Selon son avocat, interrogé vendredi par Reuters, Étienne Davignon, 93 ans, a interjeté appel de la décision rendue le 17 mars par un tribunal belge ordonnant son renvoi devant la justice.
L’ancien vice-président de la Commission européenne est poursuivi pour son implication présumée dans le meurtre de Patrice Lumumba, survenu en 1961.
Sans fournir de précisions supplémentaires, la défense s’est contentée de confirmer l’appel introduit par son client.
D’après l’accusation, Étienne Davignon, alors jeune diplomate, aurait pris part à la détention ou au transfert illégal de Patrice Lumumba, contribuant ainsi à le priver de son droit à un procès équitable.
Il est aujourd’hui le seul survivant parmi les responsables belges suspectés d’avoir joué un rôle dans cet assassinat.
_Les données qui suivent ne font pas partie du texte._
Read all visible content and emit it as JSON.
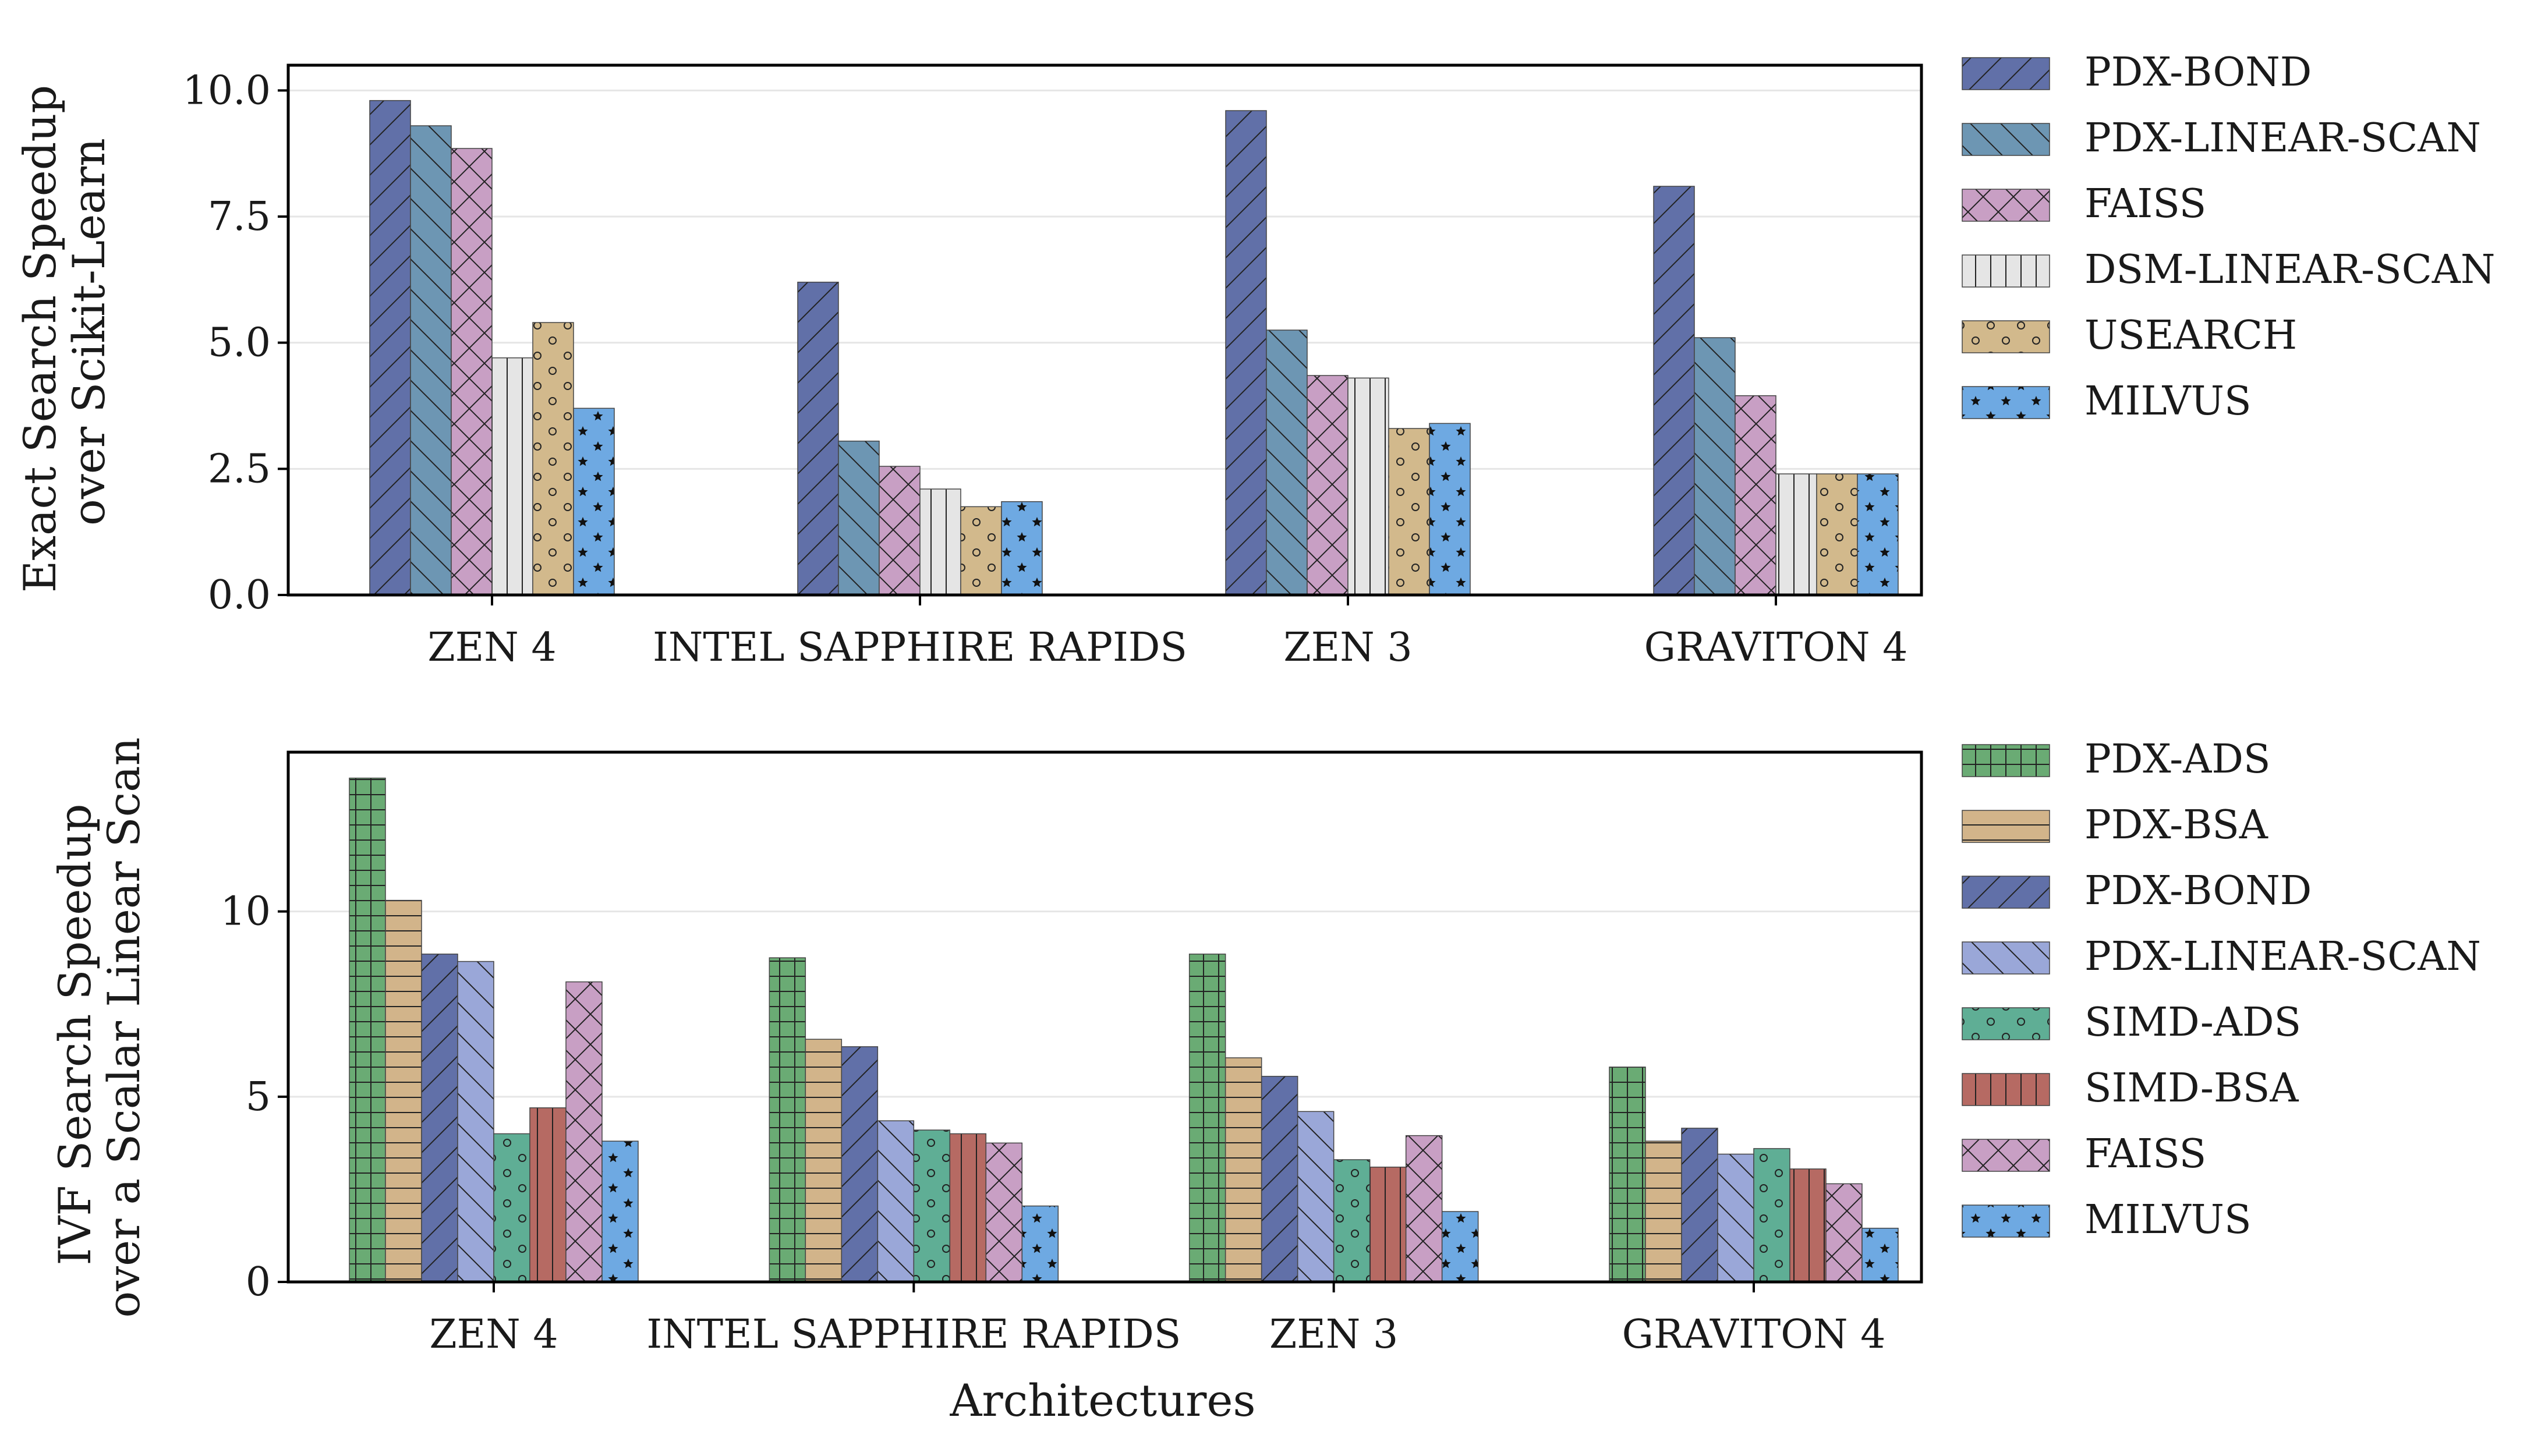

Premier chef de gouvernement du Congo indépendant en 1960, Patrice Lumumba est rapidement évincé du pouvoir avant d’être exécuté le 16 janvier 1961 par des rebelles sécessionnistes, avec le soutien de la Belgique.
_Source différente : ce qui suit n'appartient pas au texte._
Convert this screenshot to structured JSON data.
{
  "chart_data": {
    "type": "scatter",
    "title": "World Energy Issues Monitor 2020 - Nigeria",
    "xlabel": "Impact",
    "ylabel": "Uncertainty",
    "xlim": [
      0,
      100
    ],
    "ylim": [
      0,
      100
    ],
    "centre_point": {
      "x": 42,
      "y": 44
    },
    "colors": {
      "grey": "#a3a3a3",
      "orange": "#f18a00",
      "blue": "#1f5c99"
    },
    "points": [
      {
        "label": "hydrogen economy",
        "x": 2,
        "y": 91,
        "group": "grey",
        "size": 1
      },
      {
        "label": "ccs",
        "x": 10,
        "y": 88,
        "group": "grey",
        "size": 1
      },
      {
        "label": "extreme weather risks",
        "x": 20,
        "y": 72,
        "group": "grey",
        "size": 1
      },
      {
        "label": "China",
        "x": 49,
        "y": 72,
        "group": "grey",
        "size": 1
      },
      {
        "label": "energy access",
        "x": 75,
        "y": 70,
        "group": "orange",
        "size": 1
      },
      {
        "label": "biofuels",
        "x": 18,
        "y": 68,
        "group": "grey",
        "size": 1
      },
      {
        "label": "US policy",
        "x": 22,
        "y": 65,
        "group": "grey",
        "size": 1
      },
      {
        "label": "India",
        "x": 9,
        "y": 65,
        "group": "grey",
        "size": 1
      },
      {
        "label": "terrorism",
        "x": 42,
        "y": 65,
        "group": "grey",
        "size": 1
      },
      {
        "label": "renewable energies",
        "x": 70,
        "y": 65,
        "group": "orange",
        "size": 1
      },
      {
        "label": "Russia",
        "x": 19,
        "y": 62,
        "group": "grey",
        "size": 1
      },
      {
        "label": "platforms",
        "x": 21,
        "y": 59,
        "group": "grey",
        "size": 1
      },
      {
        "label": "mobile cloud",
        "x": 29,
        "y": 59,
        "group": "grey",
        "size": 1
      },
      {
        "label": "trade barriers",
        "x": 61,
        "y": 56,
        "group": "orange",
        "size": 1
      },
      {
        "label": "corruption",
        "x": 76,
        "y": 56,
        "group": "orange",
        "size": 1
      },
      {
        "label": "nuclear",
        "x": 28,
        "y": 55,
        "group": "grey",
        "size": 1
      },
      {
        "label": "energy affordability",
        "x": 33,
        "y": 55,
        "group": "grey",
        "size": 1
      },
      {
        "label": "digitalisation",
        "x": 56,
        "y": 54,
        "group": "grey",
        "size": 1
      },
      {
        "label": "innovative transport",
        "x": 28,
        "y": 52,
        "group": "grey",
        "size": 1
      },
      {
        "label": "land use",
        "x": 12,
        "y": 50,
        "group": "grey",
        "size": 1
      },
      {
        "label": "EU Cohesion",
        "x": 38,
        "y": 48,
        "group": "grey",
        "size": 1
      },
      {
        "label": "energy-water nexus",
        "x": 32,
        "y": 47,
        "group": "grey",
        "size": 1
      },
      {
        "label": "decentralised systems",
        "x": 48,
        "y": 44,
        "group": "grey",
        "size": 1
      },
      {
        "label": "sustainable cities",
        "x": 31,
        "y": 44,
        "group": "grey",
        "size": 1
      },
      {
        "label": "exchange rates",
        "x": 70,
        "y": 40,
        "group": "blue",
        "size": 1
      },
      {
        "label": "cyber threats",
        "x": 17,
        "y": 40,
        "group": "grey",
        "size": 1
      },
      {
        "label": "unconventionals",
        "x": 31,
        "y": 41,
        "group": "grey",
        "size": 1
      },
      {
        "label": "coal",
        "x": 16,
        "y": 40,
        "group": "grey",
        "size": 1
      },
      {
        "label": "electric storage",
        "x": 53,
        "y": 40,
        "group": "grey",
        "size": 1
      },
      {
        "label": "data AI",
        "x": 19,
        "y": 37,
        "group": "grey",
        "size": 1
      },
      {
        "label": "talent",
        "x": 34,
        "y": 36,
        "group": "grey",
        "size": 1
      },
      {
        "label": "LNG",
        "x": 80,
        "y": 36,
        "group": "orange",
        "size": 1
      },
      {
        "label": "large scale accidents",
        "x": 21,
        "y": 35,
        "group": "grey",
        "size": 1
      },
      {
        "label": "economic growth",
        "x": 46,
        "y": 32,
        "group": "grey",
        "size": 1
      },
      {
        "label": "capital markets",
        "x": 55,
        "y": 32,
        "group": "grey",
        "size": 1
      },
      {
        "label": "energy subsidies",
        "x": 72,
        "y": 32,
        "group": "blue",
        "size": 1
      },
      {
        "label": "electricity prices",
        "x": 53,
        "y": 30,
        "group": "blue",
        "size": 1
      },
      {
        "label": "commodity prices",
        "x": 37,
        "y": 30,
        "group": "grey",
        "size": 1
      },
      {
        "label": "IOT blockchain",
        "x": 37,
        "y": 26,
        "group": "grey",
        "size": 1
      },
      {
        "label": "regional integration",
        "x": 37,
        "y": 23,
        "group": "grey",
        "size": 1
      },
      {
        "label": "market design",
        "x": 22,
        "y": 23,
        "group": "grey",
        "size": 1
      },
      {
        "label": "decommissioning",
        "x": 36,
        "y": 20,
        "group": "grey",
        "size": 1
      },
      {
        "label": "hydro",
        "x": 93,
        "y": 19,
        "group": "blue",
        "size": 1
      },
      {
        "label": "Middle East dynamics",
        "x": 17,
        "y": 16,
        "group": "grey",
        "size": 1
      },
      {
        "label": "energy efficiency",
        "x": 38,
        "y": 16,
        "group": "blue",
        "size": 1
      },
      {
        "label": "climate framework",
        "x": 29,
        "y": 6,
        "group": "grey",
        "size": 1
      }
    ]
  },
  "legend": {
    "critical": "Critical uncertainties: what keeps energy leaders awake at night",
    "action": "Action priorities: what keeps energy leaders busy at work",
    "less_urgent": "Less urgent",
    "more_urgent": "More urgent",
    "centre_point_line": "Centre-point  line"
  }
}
Une commission d’enquête parlementaire belge a conclu en 2002 à la « responsabilité morale » de l’État belge dans sa mort.
Le procès visant Étienne Davignon constitue ainsi la première procédure judiciaire liée à cette affaire, et pourrait représenter la dernière opportunité de faire la lumière sur l’un des épisodes les plus controversés de l’histoire coloniale belge.
Malgré un passage éclair à la tête du gouvernement, Patrice Lumumba demeure une figure majeure de la lutte anticoloniale, incarnant les aspirations des peuples africains à l’indépendance dans les années 1960.